Insurance Technology Diary
Episode 63: Share the wealth
Guillaume Bonnissent’s Insurance Technology Diary

Insurance is hard (harder, arguably, than any other sector) because we don’t know the price of the product before we sell it. That causes price cyclicality. When you don’t know how far you’re cutting into the margins, it’s easy to shave a bit more off the price to look competitive.
Solving the cyclicality problem would be hugely beneficial for our investors and, more importantly, our customers. To do that, we need to be able to pinpoint (or at least come close to knowing) the actual cost of each risk before we price the coverage.
Systems can help. Pricing is already one of the most important areas where insurance technology is making an impact.
Until time-travel tech is invented, computers will never get us to a place where we know with certainty the cost price of an insurance product before the policy has expired. But in the meantime, technology – when combined with another critical commodity – can get us very much closer to The Right Price.
That commodity is data.
Acting together, data and technology can do wonderful things. For example, in combination they can give us a very much better idea about the probable impact of climate change on the likely frequency and intensity of severe convective storms in a particular location.
That insight, in combination with more data and technology, can help us to understand the damage a specific imagined storm would inflict on a particular, actual portfolio of insured assets.
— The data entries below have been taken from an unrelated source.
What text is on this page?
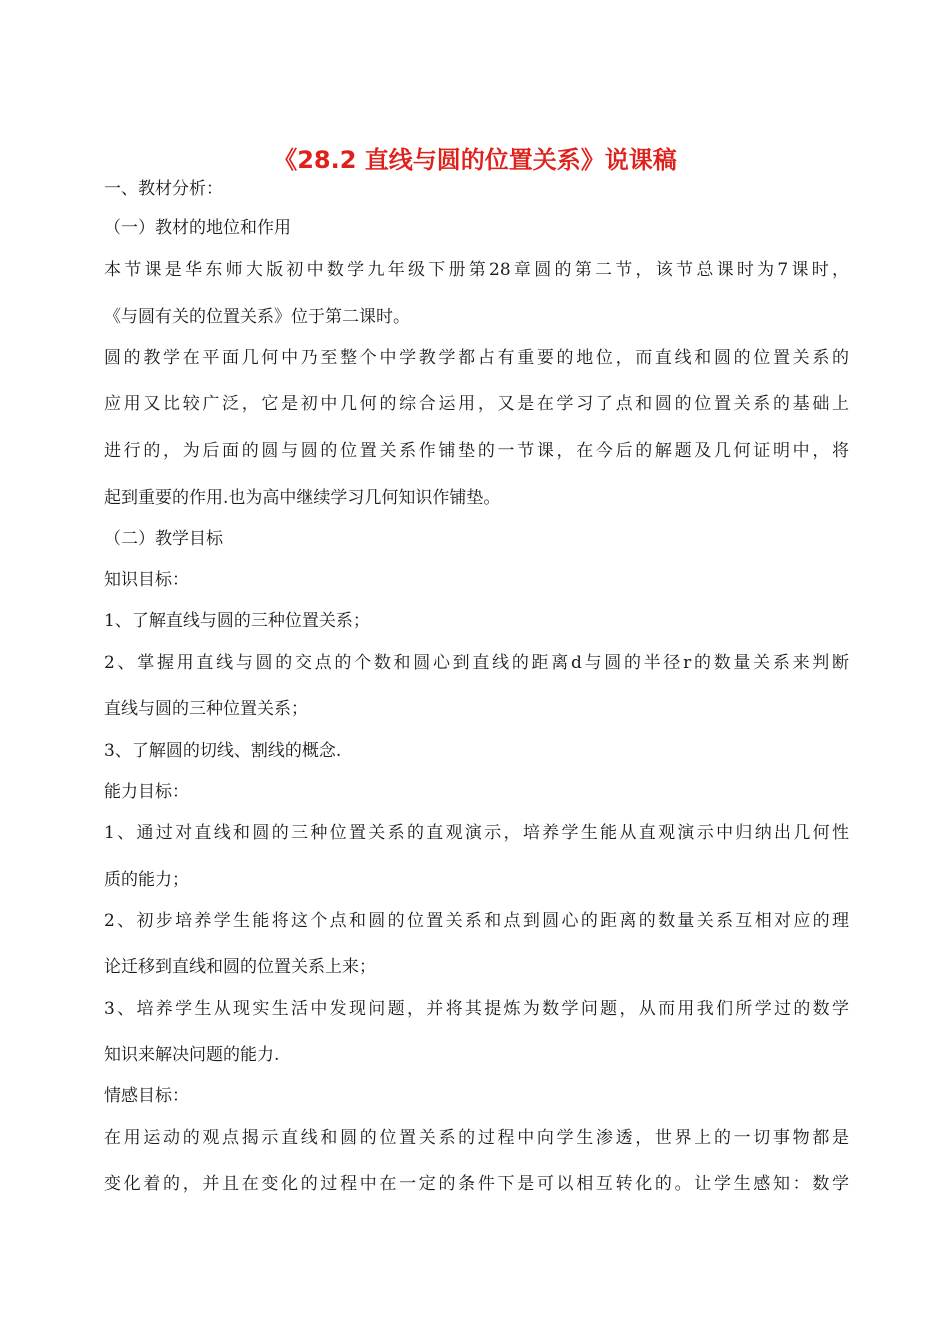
《28.2 直线与圆的位置关系》说课稿
一、教材分析：
（一）教材的地位和作用
本节课是华东师大版初中数学九年级下册第28章圆的第二节，该节总课时为7课时，
《与圆有关的位置关系》位于第二课时。
圆的教学在平面几何中乃至整个中学教学都占有重要的地位，而直线和圆的位置关系的
应用又比较广泛，它是初中几何的综合运用，又是在学习了点和圆的位置关系的基础上
进行的，为后面的圆与圆的位置关系作铺垫的一节课，在今后的解题及几何证明中，将
起到重要的作用.也为高中继续学习几何知识作铺垫。
（二）教学目标
知识目标：
1、了解直线与圆的三种位置关系；
2、掌握用直线与圆的交点的个数和圆心到直线的距离d与圆的半径r的数量关系来判断
直线与圆的三种位置关系；
3、了解圆的切线、割线的概念.
能力目标：
1、通过对直线和圆的三种位置关系的直观演示，培养学生能从直观演示中归纳出几何性
质的能力；
2、初步培养学生能将这个点和圆的位置关系和点到圆心的距离的数量关系互相对应的理
论迁移到直线和圆的位置关系上来；
3、培养学生从现实生活中发现问题，并将其提炼为数学问题，从而用我们所学过的数学
知识来解决问题的能力.
情感目标：
在用运动的观点揭示直线和圆的位置关系的过程中向学生渗透，世界上的一切事物都是
变化着的，并且在变化的过程中在一定的条件下是可以相互转化的。让学生感知：数学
With that we can load pricing for changing tail values at risk with very much greater levels of confidence, and move a step closer to The Right Price.
Getting the technology right is challenging enough. Many Diaries passim focus on that. But what about the data? If we have any hope of getting to The Right Price, we need to overcome the big data challenge. To achieve that lofty goal, we need a different approach to data.
Last week I read an excellent article by Joe Zuk from Altamont Capital. In it he outlined the insurance industry’s typical “Fortress Model” for data. “The assumption was that whoever had the most data would win,” Zuk wrote.
Insurance companies typically protect their data like Colonel Sanders guards the eleven herbs and spices.* They add to it where they can, then lock it up in their Fort-Knox-like data warehouse.
Those that have it but don’t use it tend to sell it to others who want to add to their stockpile of bits and bytes. When I was Chief Underwriting Officer at a multiline MGA, brokers spent a lot of time trying to sell me data. They had a lot of it, almost everyone wanted it, and quite a few risk carriers were willing to pay.
Zuk challenges this whole approach to data accumulation and storage. He declares: “Owning data is no longer the primary competitive advantage. The future belongs to those who can effectively access and orchestrate it.”
He goes on to describe a market where data ecosystems are preferred to fortresses: “This shift requires more than just technology; it calls for a new culture… Modern insurance innovation increasingly depends on the ability to integrate diverse datasets, partners, and tools through open interfaces and shared standards. It emphasizes partnership over proprietary control. The competitive edge lies in developing the infrastructure and governance frameworks that allow hundreds of datasets and services to work together.”
This is music to my ears. For “innovation” above, substitute “pricing,” and we’re getting close to something rather desirable.
To make the most of the information age – which is code for getting as close as possible to The Right Price – we need to share data in common formats (Oasis provides the standard we all need, as well as a terrific example of an ecosystem, but that’s another Diary entry). We need to do so not by treating data as a commodity to be mined, sold, hoarded, and protected, but as a shared club good within our ecosystems.
We can only ever hope to approach The Right Price on a regular and consistent basis, and get rid of the troublesome insurance pricing cycle, when the market has pretty much the same information. Then, only the way we use it will distinguish us.
Claude Shannon, the Father of Information Theory, was a maths genius and technology pioneer, America’s Alan Turing. Shannon postulated (roughly) that a perfect market can exist only when everyone has the same information, and acts on it accordingly.
Applied to insurance, it mans that to get to The Right Price, everyone needs to have all the available data. No one can get there on their own.
When we all have all the information, competitive advantage will be created by our ability to interrogate and enrich the data in creative ways that deliver valuable insights into individual risks. When we use that knowledge and more technology to show how each well-defined risk relates to our distinctive corporate risk appetite, and how if acquired it would interact with our existing portfolio, we can create intelligent – and tangible – price advantage.
Companies that don’t use all the data in this way, protecting their margin by getting as close to The Right Price as all the available data allows, will surely burn their capital with astonishing speed (or, alternately, they will never sell anything).
When we share and use data in this way, we stand a chance of banishing price cyclicality, or at least narrowing it significantly. At the same time, we will make insurance quite a bit easier.
* For the record, Colonel Sander’s 11 Secret Herbs & Spices are salt, thyme, basil, oregano, celery salt, black pepper, dried mustard, paprika, garlic salt, ginger, and white pepper.